In the event of Mr. Starmer being the next prime minister, it is unlikely he will repeal the Legacy Act as he has promised.

Being a lawyer, he will want to examine the case. When he sees what the Government is hiding, he may well decide to delay any repeal - for the lifetime of the parliament!

Otherwise the ICC may be issuing warrants for political and military leaders closer to home than Israel.

If by 04 July, the international context is getting worse, don’t rule out the possibility of a coalition between Starmer and who ever emerges from the mess the original Tories are in under the guise of a ‘National Government’  to deal with it.
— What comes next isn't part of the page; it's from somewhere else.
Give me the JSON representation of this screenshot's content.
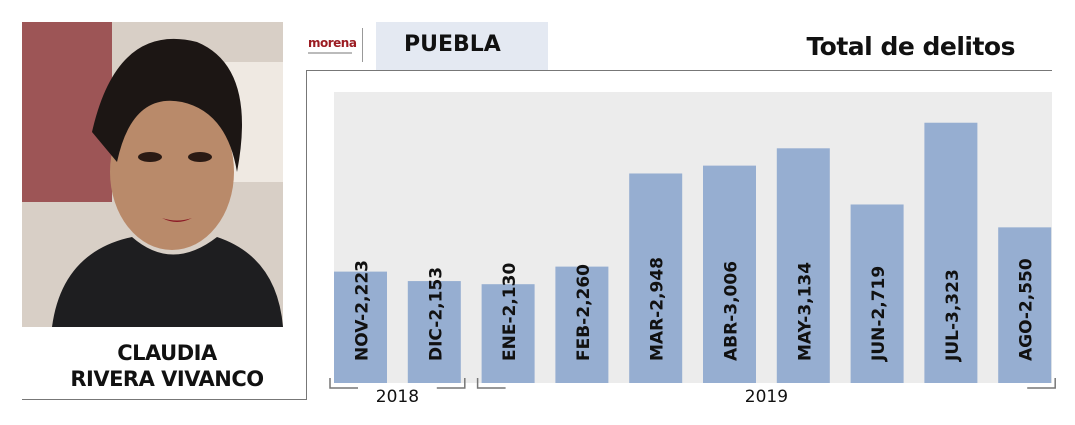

There are one hundred and ten wars being waged across the world right now, forty five of them in the Middle East /North Africa region. Israel’s continuing genocide with USA protection does not bode well for peace. The USA keeps sending weapons.

Palestine may not matter to Keir Starmer but it matters in the Middle East and North Africa.

The USA is sending weapons and preventing peace talks in Ukraine The war in Ukraine is only one of seven wars / armed conflicts in Europe since the ‘regime change’ of the fall of the Soviet Union.

In either case, very little escalation could bring both or either region into one bigger war.

In Asia, there are twenty-one armed conflicts, and nobody in Europe is paying attention to the other thirty-five ongoing armed conflicts across the rest of Africa.

Most of this conflict arises from the outworking of historic British/ European colonisation policy or directly from more recent USA foreign policy of ‘regime change’ which means the USA decides who ought to be running those countries, starts wars, topples governments and then walks away.  

The world is at war while the planet burns and drowns.

Both Political parties in the USA (Democrats and Republicans) see the USA is the new world colonial power and the USA it makes its money from weapons and finance.  Wars fought on any continent other than North America are good for the US economy.

Rishi Sunak’s last minute policy of military service for 18 year olds may well have been to gently warn of the proximity of a British war intervention.

That rather than who wins Lagan Valley is what keeps me awake at night.